By Babatunde Adedibu on The Missional Network website
The British social landscape in the last ten decades has undergone significant social and cultural change. Britain today is a melting pot of diversity and ethnicities. The 2011 Census reveals the role of migration in the ethnic diversity of Britain, with one out of eight people in the population being immigrants.
Another aspect of social and cultural change in late modernity is secularisation, which can be defined as the compartmentalisation of Christianity to the private space. A growing secularisation was suggested by the disparity between the 2001 and 2011 figures in the UK Census. Rev. Arun Arora, director of communications for the Archbishops’ Council of the Church of England, explained that it was likely that fewer people had identified as ‘cultural Christians’, that is:
…those who have no active involvement with churches and who may previously have identified as Christian for cultural or historical reasons. They indicate a changing pattern of religious life in which traditional or inherited identities are less taken for granted than they used to be.

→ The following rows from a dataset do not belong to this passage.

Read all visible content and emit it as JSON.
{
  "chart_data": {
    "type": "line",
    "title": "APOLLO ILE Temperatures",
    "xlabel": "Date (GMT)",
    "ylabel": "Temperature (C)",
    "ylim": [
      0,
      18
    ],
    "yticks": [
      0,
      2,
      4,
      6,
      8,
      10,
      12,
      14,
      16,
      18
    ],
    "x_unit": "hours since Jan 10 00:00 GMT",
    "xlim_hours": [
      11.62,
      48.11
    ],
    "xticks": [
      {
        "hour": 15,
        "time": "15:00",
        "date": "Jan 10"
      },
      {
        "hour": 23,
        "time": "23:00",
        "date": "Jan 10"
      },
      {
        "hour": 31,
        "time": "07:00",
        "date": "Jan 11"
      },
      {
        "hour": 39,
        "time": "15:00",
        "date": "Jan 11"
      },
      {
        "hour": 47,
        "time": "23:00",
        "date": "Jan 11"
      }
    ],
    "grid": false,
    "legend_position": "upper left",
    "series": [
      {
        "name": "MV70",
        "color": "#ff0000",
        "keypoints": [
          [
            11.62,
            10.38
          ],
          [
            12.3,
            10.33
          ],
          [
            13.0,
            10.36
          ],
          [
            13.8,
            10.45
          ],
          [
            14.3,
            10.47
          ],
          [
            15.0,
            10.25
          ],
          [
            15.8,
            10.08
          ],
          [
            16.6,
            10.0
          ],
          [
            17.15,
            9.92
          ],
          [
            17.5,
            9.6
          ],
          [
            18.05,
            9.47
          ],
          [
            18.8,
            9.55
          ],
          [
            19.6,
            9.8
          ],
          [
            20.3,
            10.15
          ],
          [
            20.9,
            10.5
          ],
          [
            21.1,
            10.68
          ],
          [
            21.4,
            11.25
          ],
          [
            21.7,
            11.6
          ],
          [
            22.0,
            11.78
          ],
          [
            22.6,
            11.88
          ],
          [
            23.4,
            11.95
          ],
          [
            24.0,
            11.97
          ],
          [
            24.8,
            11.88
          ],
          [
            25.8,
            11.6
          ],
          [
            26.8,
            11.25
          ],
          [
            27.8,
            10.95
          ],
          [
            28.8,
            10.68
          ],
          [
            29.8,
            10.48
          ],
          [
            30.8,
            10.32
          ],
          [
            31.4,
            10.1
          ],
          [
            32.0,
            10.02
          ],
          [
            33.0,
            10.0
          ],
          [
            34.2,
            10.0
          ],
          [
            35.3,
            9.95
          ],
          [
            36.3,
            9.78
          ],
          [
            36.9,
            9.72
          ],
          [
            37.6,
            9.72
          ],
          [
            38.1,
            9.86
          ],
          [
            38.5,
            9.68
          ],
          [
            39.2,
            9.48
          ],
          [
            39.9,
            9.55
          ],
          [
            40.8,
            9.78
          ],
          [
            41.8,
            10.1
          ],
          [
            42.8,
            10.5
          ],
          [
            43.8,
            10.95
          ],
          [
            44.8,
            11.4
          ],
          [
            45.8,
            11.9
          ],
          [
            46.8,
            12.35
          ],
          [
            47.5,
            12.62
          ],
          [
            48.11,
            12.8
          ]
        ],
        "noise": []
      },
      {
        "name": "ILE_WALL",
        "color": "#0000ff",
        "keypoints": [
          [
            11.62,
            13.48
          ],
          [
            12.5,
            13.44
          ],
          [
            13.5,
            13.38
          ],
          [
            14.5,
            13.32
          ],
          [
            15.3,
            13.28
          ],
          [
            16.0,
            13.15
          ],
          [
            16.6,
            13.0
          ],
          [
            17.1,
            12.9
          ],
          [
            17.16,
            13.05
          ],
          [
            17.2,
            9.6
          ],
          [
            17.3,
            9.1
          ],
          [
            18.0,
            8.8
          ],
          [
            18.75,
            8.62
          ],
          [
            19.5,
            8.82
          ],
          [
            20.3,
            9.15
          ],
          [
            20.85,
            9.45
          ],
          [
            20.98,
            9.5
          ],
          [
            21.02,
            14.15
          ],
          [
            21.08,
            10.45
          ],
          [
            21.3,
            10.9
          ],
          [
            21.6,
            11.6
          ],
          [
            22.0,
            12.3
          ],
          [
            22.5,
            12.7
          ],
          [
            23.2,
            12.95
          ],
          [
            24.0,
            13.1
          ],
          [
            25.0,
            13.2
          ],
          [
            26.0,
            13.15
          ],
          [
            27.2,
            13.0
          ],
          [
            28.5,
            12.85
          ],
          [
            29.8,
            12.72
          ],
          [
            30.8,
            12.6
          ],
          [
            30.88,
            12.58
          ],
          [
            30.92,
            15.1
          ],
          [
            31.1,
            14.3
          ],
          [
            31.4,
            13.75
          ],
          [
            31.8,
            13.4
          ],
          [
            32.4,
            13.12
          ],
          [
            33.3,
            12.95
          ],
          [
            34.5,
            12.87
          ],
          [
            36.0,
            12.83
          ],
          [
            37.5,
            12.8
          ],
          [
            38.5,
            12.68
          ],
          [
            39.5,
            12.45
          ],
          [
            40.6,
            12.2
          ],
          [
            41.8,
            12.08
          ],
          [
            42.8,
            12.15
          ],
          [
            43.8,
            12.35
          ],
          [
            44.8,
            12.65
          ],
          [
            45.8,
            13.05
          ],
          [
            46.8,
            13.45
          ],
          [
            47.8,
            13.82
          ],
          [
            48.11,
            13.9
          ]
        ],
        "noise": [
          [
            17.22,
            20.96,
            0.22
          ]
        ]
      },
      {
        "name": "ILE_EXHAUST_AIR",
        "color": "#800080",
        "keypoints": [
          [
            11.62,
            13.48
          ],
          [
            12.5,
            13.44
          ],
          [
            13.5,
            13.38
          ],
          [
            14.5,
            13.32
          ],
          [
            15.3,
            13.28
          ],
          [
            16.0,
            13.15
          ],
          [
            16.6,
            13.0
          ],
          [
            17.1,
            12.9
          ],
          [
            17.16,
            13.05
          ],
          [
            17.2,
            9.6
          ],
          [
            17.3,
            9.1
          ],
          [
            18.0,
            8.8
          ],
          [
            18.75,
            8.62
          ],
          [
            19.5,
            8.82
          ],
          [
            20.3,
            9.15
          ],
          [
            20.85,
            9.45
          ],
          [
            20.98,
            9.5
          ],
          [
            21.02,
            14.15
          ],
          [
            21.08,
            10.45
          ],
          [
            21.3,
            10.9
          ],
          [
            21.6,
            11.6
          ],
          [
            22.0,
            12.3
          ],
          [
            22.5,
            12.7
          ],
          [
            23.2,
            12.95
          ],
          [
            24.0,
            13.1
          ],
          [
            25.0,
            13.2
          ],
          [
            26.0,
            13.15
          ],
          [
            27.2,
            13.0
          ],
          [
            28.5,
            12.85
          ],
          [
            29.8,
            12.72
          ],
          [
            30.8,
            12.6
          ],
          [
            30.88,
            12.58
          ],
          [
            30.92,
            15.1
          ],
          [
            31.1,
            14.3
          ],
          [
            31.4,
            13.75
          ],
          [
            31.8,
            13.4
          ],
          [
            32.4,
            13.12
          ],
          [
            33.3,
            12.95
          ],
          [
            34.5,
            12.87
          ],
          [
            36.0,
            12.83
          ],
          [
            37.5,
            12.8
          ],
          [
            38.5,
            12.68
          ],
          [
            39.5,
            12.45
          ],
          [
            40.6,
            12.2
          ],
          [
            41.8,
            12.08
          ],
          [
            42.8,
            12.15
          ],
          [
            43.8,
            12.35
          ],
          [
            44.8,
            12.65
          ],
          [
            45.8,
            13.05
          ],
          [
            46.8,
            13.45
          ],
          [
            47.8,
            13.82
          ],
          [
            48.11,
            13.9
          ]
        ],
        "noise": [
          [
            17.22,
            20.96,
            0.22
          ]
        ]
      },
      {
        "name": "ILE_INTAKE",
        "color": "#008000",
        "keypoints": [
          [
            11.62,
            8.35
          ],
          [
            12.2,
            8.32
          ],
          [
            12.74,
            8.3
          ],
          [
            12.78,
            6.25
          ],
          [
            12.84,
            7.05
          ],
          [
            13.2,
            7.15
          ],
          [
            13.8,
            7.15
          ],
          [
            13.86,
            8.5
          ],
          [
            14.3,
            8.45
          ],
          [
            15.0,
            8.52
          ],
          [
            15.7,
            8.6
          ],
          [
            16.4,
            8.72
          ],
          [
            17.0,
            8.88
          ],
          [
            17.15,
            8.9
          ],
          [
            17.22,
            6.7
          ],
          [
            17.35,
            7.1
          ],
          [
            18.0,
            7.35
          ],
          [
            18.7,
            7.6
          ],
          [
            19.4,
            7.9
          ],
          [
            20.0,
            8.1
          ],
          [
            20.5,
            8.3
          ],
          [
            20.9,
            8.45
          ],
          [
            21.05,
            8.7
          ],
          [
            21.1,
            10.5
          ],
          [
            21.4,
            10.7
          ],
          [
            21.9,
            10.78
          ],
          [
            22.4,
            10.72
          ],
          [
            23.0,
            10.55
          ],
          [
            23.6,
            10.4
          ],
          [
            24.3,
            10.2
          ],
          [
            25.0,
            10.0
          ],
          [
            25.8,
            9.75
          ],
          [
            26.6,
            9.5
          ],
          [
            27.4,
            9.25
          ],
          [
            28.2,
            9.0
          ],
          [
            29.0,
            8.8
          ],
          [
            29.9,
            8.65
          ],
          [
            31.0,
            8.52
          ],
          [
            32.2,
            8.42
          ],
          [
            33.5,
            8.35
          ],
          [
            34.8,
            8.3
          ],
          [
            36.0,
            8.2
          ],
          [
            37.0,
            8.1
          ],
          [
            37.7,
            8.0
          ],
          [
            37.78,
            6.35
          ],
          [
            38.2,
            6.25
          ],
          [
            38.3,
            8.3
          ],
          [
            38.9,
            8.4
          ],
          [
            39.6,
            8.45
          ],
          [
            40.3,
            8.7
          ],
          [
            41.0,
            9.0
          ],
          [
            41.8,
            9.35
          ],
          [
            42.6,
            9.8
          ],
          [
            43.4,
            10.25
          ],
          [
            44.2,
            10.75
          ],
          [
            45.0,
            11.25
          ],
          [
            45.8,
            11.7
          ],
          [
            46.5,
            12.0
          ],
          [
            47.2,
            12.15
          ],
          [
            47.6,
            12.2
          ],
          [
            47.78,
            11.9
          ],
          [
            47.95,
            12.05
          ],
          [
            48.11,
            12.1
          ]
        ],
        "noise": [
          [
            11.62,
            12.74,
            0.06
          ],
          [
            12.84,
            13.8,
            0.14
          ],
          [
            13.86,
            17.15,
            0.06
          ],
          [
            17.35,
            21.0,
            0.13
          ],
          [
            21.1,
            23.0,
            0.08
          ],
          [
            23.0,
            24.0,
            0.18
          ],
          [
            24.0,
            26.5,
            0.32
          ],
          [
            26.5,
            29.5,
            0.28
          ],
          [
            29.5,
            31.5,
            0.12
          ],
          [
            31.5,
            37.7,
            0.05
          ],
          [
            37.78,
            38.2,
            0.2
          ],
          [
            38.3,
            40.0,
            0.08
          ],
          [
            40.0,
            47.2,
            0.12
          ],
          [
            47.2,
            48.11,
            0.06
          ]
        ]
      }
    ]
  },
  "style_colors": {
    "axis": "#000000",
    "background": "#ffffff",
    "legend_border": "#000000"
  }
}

In the midst of the social and cultural discontinuities in Britain, the last century has seen the advent of missionaries from the global South in migration to Britain. The main factors identified to trigger this migration include:
…economic transformation, political tension, and war that engulfed the continent [of Africa] during this period… lack of work incentives, disabling political cultures, and personal quests for meaning and self-development.
The migrants travelled with their religious backpacks. Christian diversity in Britain expanded significantly and exponentially, particularly in the last six decades, accentuated by the Windrush generation and migration from African countries since the 1980s. Black-majority churches (BMCs) have proliferated.
Mission without borders- the changing face of world missions.
It has been noted that the survival and spread of the Christian faith is aided by its ability to expand across cultural frontiers in a serial manner. This implies that there is no fixed centre for the faith as ‘each new point in the Christian circumference [is a] new potential Christian centre’. Christianity is a migratory religion. There have been three major shifts in the geographical location of Christendom. During the first one thousand years, Christendom was centred in the eastern half of the Roman Empire.
During the next millennium, Christendom was centred in the West and, in the third millennium, Christendom has shifted to the South. Christianity is now predominantly a non-western religion. David Barrett was quite prescient when over three decades ago, he observed that ‘Africa might well tip the balance and transform Christianity as a non-Western religion’. The imprint of African Christianity has gradually emerged as a transnational phenomenon across North America, Europe and the West in general. Jenkins refers to this as ‘the Southern Christianity’.
In secular Britain the African churches make a striking contrast with indigenous churches. The Pentecostal black-majority churches, profiting from migration and the vibrancy of African Christianity, have grown quickly. The ‘glocal’ nature of the British and North American contexts, have led to the emergence of religious diversities which constitute potential mission opportunities for these churches.